Interdites elles aussi, les sorties hebdomadaires font pourtant partie du processus de guérison pour nombre de patients. Ces excursions accompagnées les aident à vaincre leurs peurs. « Désormais nous ne pouvons plus les préparer de manière douce et progressive à se confronter à nouveau à la vie en société en vue d'une sortie définitive ». Si les sorties ne sont plus possibles, avec le covid-19 les entrées sont également réglementées. Pour vérifier l’absence de symptôme, les patients sont confinés 24 heures dans leur chambre. Dans l'intervalle, ils sont vus à la fois par le psychiatre et le médecin stomaticien. Cet isolement est difficile à faire respecter alors que la majorité des patients est fumeur.
Le 27 mars, la contrôleuse générale des lieux de privation de liberté (CGLPL), Adeline Hazan, a publié une série de recommandations relatives aux établissements de santé mentale. Parmi celles-ci, on peut lire que « l’interruption des visites des familles est compensée en facilitant les relations par téléphone ou Internet.
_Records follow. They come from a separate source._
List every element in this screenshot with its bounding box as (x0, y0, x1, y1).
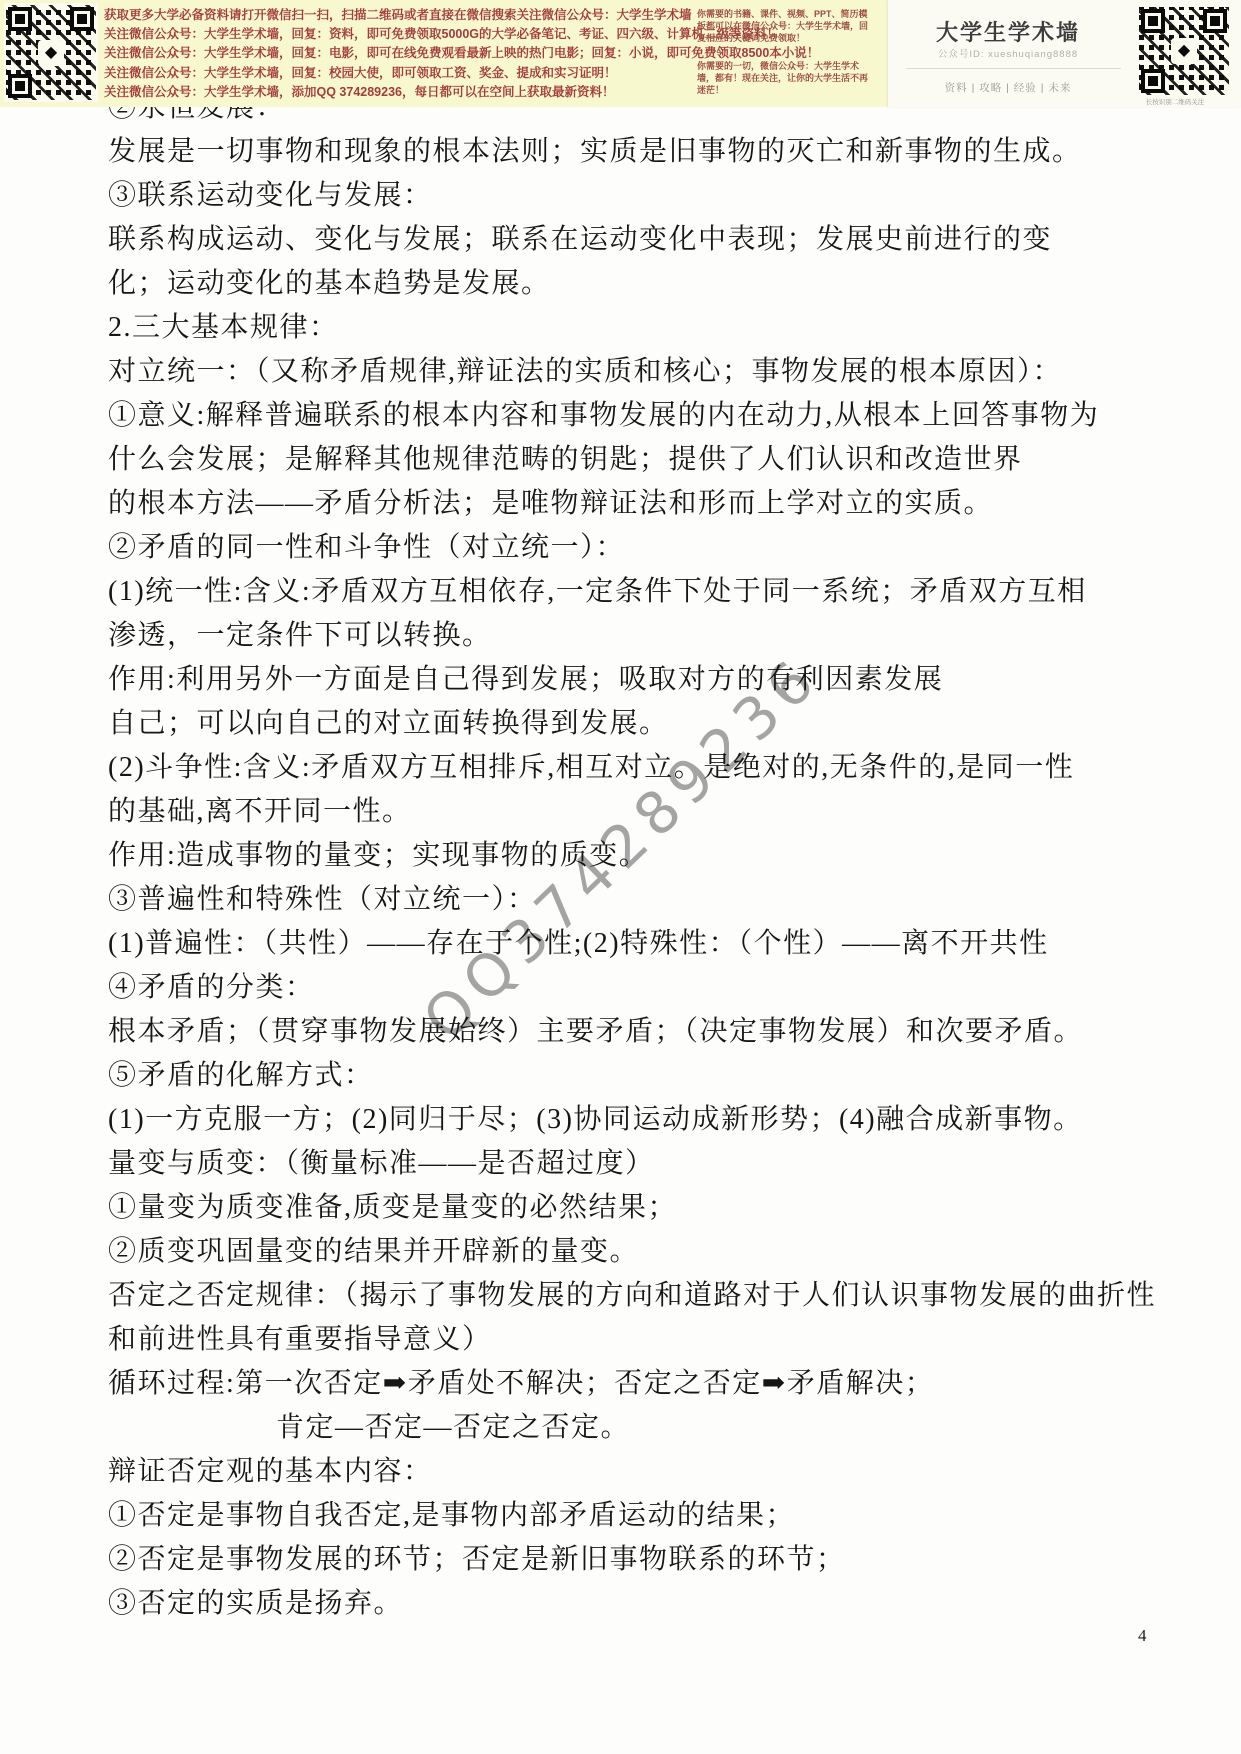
graduation-cap-icon: ◆ (38, 40, 64, 66)
banner-line: 关注微信公众号：大学生学术墙，回复：资料，即可免费领取5000G的大学必备笔记、… (104, 25, 694, 44)
qr-finder-icon (8, 7, 32, 31)
banner-line: 关注微信公众号：大学生学术墙，添加QQ 374289236，每日都可以在空间上获… (104, 83, 694, 102)
document-line: (2)斗争性:含义:矛盾双方互相排斥,相互对立。是绝对的,无条件的,是同一性 (108, 746, 1148, 790)
document-line: 循环过程:第一次否定➡矛盾处不解决；否定之否定➡矛盾解决； (108, 1362, 1148, 1406)
promo-banner: ◆ 获取更多大学必备资料请打开微信扫一扫，扫描二维码或者直接在微信搜索关注微信公… (0, 0, 1241, 107)
qr-finder-icon (1141, 69, 1165, 93)
card-divider (906, 68, 1121, 69)
document-line: ③否定的实质是扬弃。 (108, 1582, 1148, 1626)
graduation-cap-icon: ◆ (1171, 38, 1197, 64)
document-line: ②否定是事物发展的环节；否定是新旧事物联系的环节； (108, 1538, 1148, 1582)
document-line: (1)一方克服一方；(2)同归于尽；(3)协同运动成新形势；(4)融合成新事物。 (108, 1098, 1148, 1142)
document-line: 2.三大基本规律： (108, 306, 1148, 350)
document-line: 否定之否定规律：（揭示了事物发展的方向和道路对于人们认识事物发展的曲折性 (108, 1274, 1148, 1318)
document-line: ①意义:解释普遍联系的根本内容和事物发展的内在动力,从根本上回答事物为 (108, 394, 1148, 438)
official-account-card: 大学生学术墙 公众号ID: xueshuqiang8888 资料 | 攻略 | … (888, 0, 1241, 107)
document-line: ⑤矛盾的化解方式： (108, 1054, 1148, 1098)
banner-line: 关注微信公众号：大学生学术墙，回复：电影，即可在线免费观看最新上映的热门电影；回… (104, 44, 694, 63)
document-line: 对立统一：（又称矛盾规律,辩证法的实质和核心；事物发展的根本原因）： (108, 350, 1148, 394)
document-body: ②永恒发展：发展是一切事物和现象的根本法则；实质是旧事物的灭亡和新事物的生成。③… (108, 86, 1148, 1626)
document-line: 和前进性具有重要指导意义） (108, 1318, 1148, 1362)
document-line: 量变与质变：（衡量标准——是否超过度） (108, 1142, 1148, 1186)
document-line: 化；运动变化的基本趋势是发展。 (108, 262, 1148, 306)
document-line: 什么会发展；是解释其他规律范畴的钥匙；提供了人们认识和改造世界 (108, 438, 1148, 482)
qr-finder-icon (1203, 9, 1227, 33)
account-id: 公众号ID: xueshuqiang8888 (888, 46, 1128, 60)
qr-finder-icon (1141, 9, 1165, 33)
qr-caption: 长按识别二维码关注 (1125, 97, 1225, 106)
document-line: 的根本方法——矛盾分析法；是唯物辩证法和形而上学对立的实质。 (108, 482, 1148, 526)
document-line: (1)普遍性：（共性）——存在于个性;(2)特殊性：（个性）——离不开共性 (108, 922, 1148, 966)
banner-notices: 你需要的书籍、课件、视频、PPT、简历模板都可以在微信公众号：大学生学术墙，回复… (697, 8, 875, 112)
document-line: 的基础,离不开同一性。 (108, 790, 1148, 834)
document-line: ②质变巩固量变的结果并开辟新的量变。 (108, 1230, 1148, 1274)
account-title: 大学生学术墙 (888, 16, 1128, 47)
document-line: (1)统一性:含义:矛盾双方互相依存,一定条件下处于同一系统；矛盾双方互相 (108, 570, 1148, 614)
document-line: 发展是一切事物和现象的根本法则；实质是旧事物的灭亡和新事物的生成。 (108, 130, 1148, 174)
banner-line: 获取更多大学必备资料请打开微信扫一扫，扫描二维码或者直接在微信搜索关注微信公众号… (104, 6, 694, 25)
wechat-qr-code-left-icon: ◆ (6, 5, 96, 100)
document-line: ④矛盾的分类： (108, 966, 1148, 1010)
document-line: 作用:利用另外一方面是自己得到发展；吸取对方的有利因素发展 (108, 658, 1148, 702)
document-line: 自己；可以向自己的对立面转换得到发展。 (108, 702, 1148, 746)
document-line: 肯定—否定—否定之否定。 (108, 1406, 1148, 1450)
wechat-qr-code-right-icon: ◆ (1139, 7, 1229, 95)
document-line: ①量变为质变准备,质变是量变的必然结果； (108, 1186, 1148, 1230)
account-tagline: 资料 | 攻略 | 经验 | 未来 (888, 80, 1128, 95)
document-line: ①否定是事物自我否定,是事物内部矛盾运动的结果； (108, 1494, 1148, 1538)
document-line: 作用:造成事物的量变；实现事物的质变。 (108, 834, 1148, 878)
qr-finder-icon (70, 7, 94, 31)
banner-notice: 你需要的书籍、课件、视频、PPT、简历模板都可以在微信公众号：大学生学术墙，回复… (697, 8, 875, 44)
document-line: ②矛盾的同一性和斗争性（对立统一）： (108, 526, 1148, 570)
document-line: 辩证否定观的基本内容： (108, 1450, 1148, 1494)
banner-notice: 你需要的一切，微信公众号：大学生学术墙，都有！现在关注，让你的大学生活不再迷茫！ (697, 60, 875, 96)
document-line: ③联系运动变化与发展： (108, 174, 1148, 218)
qr-finder-icon (8, 74, 32, 98)
banner-line: 关注微信公众号：大学生学术墙，回复：校园大使，即可领取工资、奖金、提成和实习证明… (104, 64, 694, 83)
document-line: ③普遍性和特殊性（对立统一）： (108, 878, 1148, 922)
banner-text-block: 获取更多大学必备资料请打开微信扫一扫，扫描二维码或者直接在微信搜索关注微信公众号… (104, 6, 694, 102)
page-number: 4 (1138, 1626, 1147, 1646)
document-line: 联系构成运动、变化与发展；联系在运动变化中表现；发展史前进行的变 (108, 218, 1148, 262)
document-line: 渗透，一定条件下可以转换。 (108, 614, 1148, 658)
document-line: 根本矛盾；（贯穿事物发展始终）主要矛盾；（决定事物发展）和次要矛盾。 (108, 1010, 1148, 1054)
Le CGLPL recommande à ce titre que les patients disposent librement de leur téléphone personnel, les exceptions ne pouvant être justifiées que par l’état clinique du patient ».
 

Nous ne sommes pas des héros ni des guerriers


Comme tout le monde, les malades ont un certain seuil de résistance et peuvent s'adapter. Mais jusqu'à quand ? De nombreux spécialistes redoutent un accroissement des hospitalisations post-confinement. Dans une tribune publiée hier, 8 avril dans les colonnes du Parisien, une centaine de psychiatres « s’inquiètent du sort des 12 millions de personnes souffrant de troubles psychiques, très perturbés par le confinement et qui consultent beaucoup moins ». Parent pauvre de la médecine, la psychiatrie aura-t-elle la capacité d'y faire face ? Eric en doute. Il craint qu'à long terme, les troubles des patients hospitalisés dans son service s'amplifient. « Il faut savoir que si on ne traite pas à temps les hallucinations ou les envies suicidaires, ces troubles empirent avec le temps ».